En aquel instante, una fugaz idea cruzó sus pensamientos. Rápidamente, Marina enjuagó sus lágrimas y salió corriendo del servicio en dirección de la cafetería del hospital. Unos minutos después, volvía a cruzar la puerta de la habitación de su abuela, con la respiración agitada fruto de la carrera. Su madre y la tía la observaron entrar con preocupación, temerosas de que la niña volviera a llevarse un disgusto. Pero Marina se acercó decidida a la cama, y esta vez, sin decir nada, colocó en las manos de su abuela su pequeño tesoro, el último regalo que podía hacerle.

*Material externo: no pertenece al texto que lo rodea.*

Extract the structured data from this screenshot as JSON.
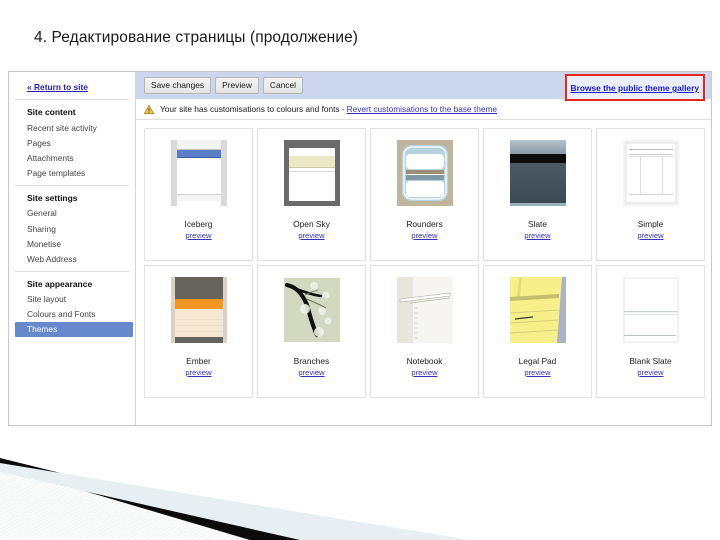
{
  "slide": {
    "title": "4. Редактирование страницы (продолжение)"
  },
  "sidebar": {
    "return_link": "« Return to site",
    "groups": [
      {
        "heading": "Site content",
        "items": [
          "Recent site activity",
          "Pages",
          "Attachments",
          "Page templates"
        ]
      },
      {
        "heading": "Site settings",
        "items": [
          "General",
          "Sharing",
          "Monetise",
          "Web Address"
        ]
      },
      {
        "heading": "Site appearance",
        "items": [
          "Site layout",
          "Colours and Fonts",
          "Themes"
        ]
      }
    ],
    "active_item": "Themes"
  },
  "toolbar": {
    "save_label": "Save changes",
    "preview_label": "Preview",
    "cancel_label": "Cancel",
    "gallery_link": "Browse the public theme gallery",
    "gallery_highlight_color": "#e8271c",
    "background_color": "#ccd6ef"
  },
  "notice": {
    "icon": "warning-triangle-icon",
    "text": "Your site has customisations to colours and fonts -",
    "link": "Revert customisations to the base theme"
  },
  "themes": {
    "preview_label": "preview",
    "items": [
      {
        "name": "Iceberg",
        "thumb": "iceberg"
      },
      {
        "name": "Open Sky",
        "thumb": "opensky"
      },
      {
        "name": "Rounders",
        "thumb": "rounders"
      },
      {
        "name": "Slate",
        "thumb": "slate"
      },
      {
        "name": "Simple",
        "thumb": "simple"
      },
      {
        "name": "Ember",
        "thumb": "ember"
      },
      {
        "name": "Branches",
        "thumb": "branches"
      },
      {
        "name": "Notebook",
        "thumb": "notebook"
      },
      {
        "name": "Legal Pad",
        "thumb": "legalpad"
      },
      {
        "name": "Blank Slate",
        "thumb": "blankslate"
      }
    ]
  }
}
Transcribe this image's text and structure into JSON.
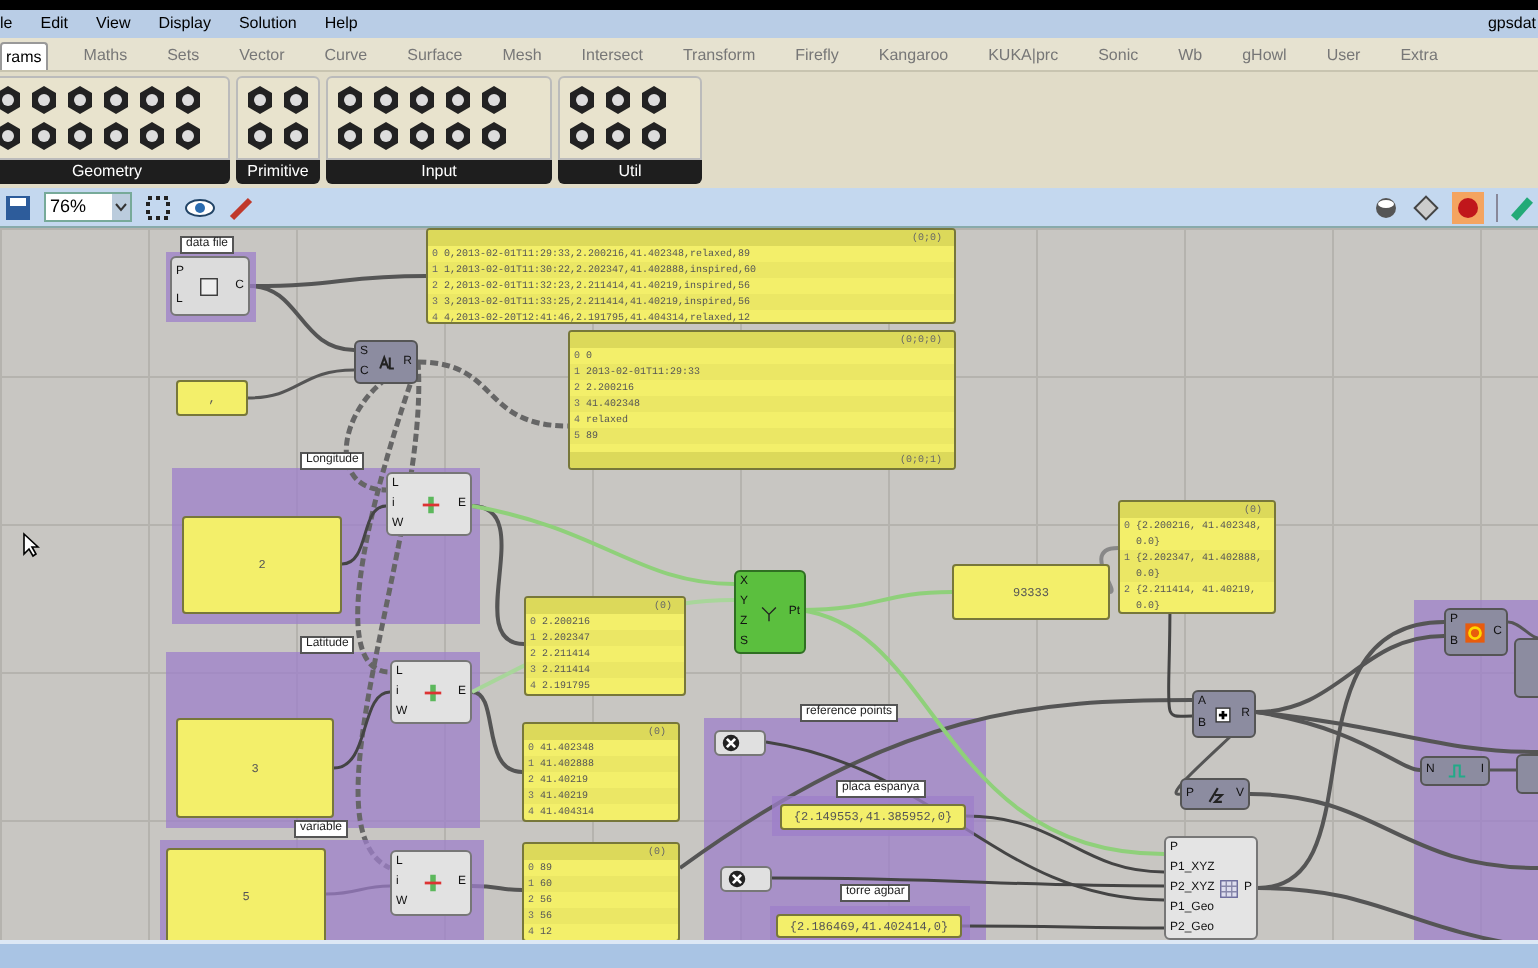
{
  "menu": [
    "le",
    "Edit",
    "View",
    "Display",
    "Solution",
    "Help"
  ],
  "doc_title": "gpsdat",
  "tabs": [
    {
      "label": "rams",
      "selected": true
    },
    {
      "label": "Maths",
      "selected": false
    },
    {
      "label": "Sets",
      "selected": false
    },
    {
      "label": "Vector",
      "selected": false
    },
    {
      "label": "Curve",
      "selected": false
    },
    {
      "label": "Surface",
      "selected": false
    },
    {
      "label": "Mesh",
      "selected": false
    },
    {
      "label": "Intersect",
      "selected": false
    },
    {
      "label": "Transform",
      "selected": false
    },
    {
      "label": "Firefly",
      "selected": false
    },
    {
      "label": "Kangaroo",
      "selected": false
    },
    {
      "label": "KUKA|prc",
      "selected": false
    },
    {
      "label": "Sonic",
      "selected": false
    },
    {
      "label": "Wb",
      "selected": false
    },
    {
      "label": "gHowl",
      "selected": false
    },
    {
      "label": "User",
      "selected": false
    },
    {
      "label": "Extra",
      "selected": false
    }
  ],
  "ribbon_groups": [
    "Geometry",
    "Primitive",
    "Input",
    "Util"
  ],
  "toolbar": {
    "zoom": "76%"
  },
  "canvas": {
    "groups": [
      {
        "label": "data file"
      },
      {
        "label": "Longitude"
      },
      {
        "label": "Latitude"
      },
      {
        "label": "variable"
      },
      {
        "label": "reference points"
      },
      {
        "label": "placa espanya"
      },
      {
        "label": "torre agbar"
      }
    ],
    "panels": [
      {
        "kind": "list",
        "header": "(0;0)",
        "rows": [
          [
            "0",
            "0,2013-02-01T11:29:33,2.200216,41.402348,relaxed,89"
          ],
          [
            "1",
            "1,2013-02-01T11:30:22,2.202347,41.402888,inspired,60"
          ],
          [
            "2",
            "2,2013-02-01T11:32:23,2.211414,41.40219,inspired,56"
          ],
          [
            "3",
            "3,2013-02-01T11:33:25,2.211414,41.40219,inspired,56"
          ],
          [
            "4",
            "4,2013-02-20T12:41:46,2.191795,41.404314,relaxed,12"
          ]
        ]
      },
      {
        "kind": "text",
        "text": ","
      },
      {
        "kind": "list",
        "header": "(0;0;0)",
        "footer": "(0;0;1)",
        "rows": [
          [
            "0",
            "0"
          ],
          [
            "1",
            "2013-02-01T11:29:33"
          ],
          [
            "2",
            "2.200216"
          ],
          [
            "3",
            "41.402348"
          ],
          [
            "4",
            "relaxed"
          ],
          [
            "5",
            "89"
          ]
        ]
      },
      {
        "kind": "text",
        "text": "2"
      },
      {
        "kind": "list",
        "header": "(0)",
        "rows": [
          [
            "0",
            "2.200216"
          ],
          [
            "1",
            "2.202347"
          ],
          [
            "2",
            "2.211414"
          ],
          [
            "3",
            "2.211414"
          ],
          [
            "4",
            "2.191795"
          ]
        ]
      },
      {
        "kind": "text",
        "text": "3"
      },
      {
        "kind": "list",
        "header": "(0)",
        "rows": [
          [
            "0",
            "41.402348"
          ],
          [
            "1",
            "41.402888"
          ],
          [
            "2",
            "41.40219"
          ],
          [
            "3",
            "41.40219"
          ],
          [
            "4",
            "41.404314"
          ]
        ]
      },
      {
        "kind": "text",
        "text": "5"
      },
      {
        "kind": "list",
        "header": "(0)",
        "rows": [
          [
            "0",
            "89"
          ],
          [
            "1",
            "60"
          ],
          [
            "2",
            "56"
          ],
          [
            "3",
            "56"
          ],
          [
            "4",
            "12"
          ]
        ]
      },
      {
        "kind": "text",
        "text": "93333"
      },
      {
        "kind": "list",
        "header": "(0)",
        "rows": [
          [
            "0",
            "{2.200216, 41.402348, 0.0}"
          ],
          [
            "1",
            "{2.202347, 41.402888, 0.0}"
          ],
          [
            "2",
            "{2.211414, 41.40219, 0.0}"
          ]
        ]
      },
      {
        "kind": "text",
        "text": "{2.149553,41.385952,0}"
      },
      {
        "kind": "text",
        "text": "{2.186469,41.402414,0}"
      }
    ],
    "components": [
      {
        "kind": "file",
        "inputs": [
          "P",
          "L"
        ],
        "outputs": [
          "C"
        ]
      },
      {
        "kind": "split",
        "inputs": [
          "S",
          "C"
        ],
        "outputs": [
          "R"
        ]
      },
      {
        "kind": "item",
        "inputs": [
          "L",
          "i",
          "W"
        ],
        "outputs": [
          "E"
        ]
      },
      {
        "kind": "item",
        "inputs": [
          "L",
          "i",
          "W"
        ],
        "outputs": [
          "E"
        ]
      },
      {
        "kind": "item",
        "inputs": [
          "L",
          "i",
          "W"
        ],
        "outputs": [
          "E"
        ]
      },
      {
        "kind": "xyz",
        "inputs": [
          "X",
          "Y",
          "Z",
          "S"
        ],
        "outputs": [
          "Pt"
        ]
      },
      {
        "kind": "addition",
        "inputs": [
          "A",
          "B"
        ],
        "outputs": [
          "R"
        ]
      },
      {
        "kind": "deconstruct",
        "inputs": [
          "P"
        ],
        "outputs": [
          "V"
        ]
      },
      {
        "kind": "custom",
        "inputs": [
          "P",
          "P1_XYZ",
          "P2_XYZ",
          "P1_Geo",
          "P2_Geo"
        ],
        "outputs": [
          "P"
        ]
      },
      {
        "kind": "circle",
        "inputs": [
          "P",
          "B"
        ],
        "outputs": [
          "C"
        ]
      },
      {
        "kind": "node",
        "inputs": [
          "N"
        ],
        "outputs": [
          "I"
        ]
      },
      {
        "kind": "point"
      },
      {
        "kind": "point"
      }
    ]
  }
}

La abuela notó el frío tacto del cristal y acercó el objeto a sus ojos para ver mejor de qué se trataba. En sus manos tenía una pequeña botella de refresco de cuyo cuello asomaba el extremo de una nota enrollada e introducida en su interior. Las arrugadas manos trabajaron cuidadosamente para extraer el pedazo de papel, que procedió a extender y leer. Apenas una docena de palabras consiguió hacer brotar lágrimas en sus ancianos ojos. A continuación, se giró hacia la niña, que miraba expectante a su lado, como esperando que sucediera un milagro maravilloso.

-Marina… -Murmuró la anciana. –Marina, mi nieta.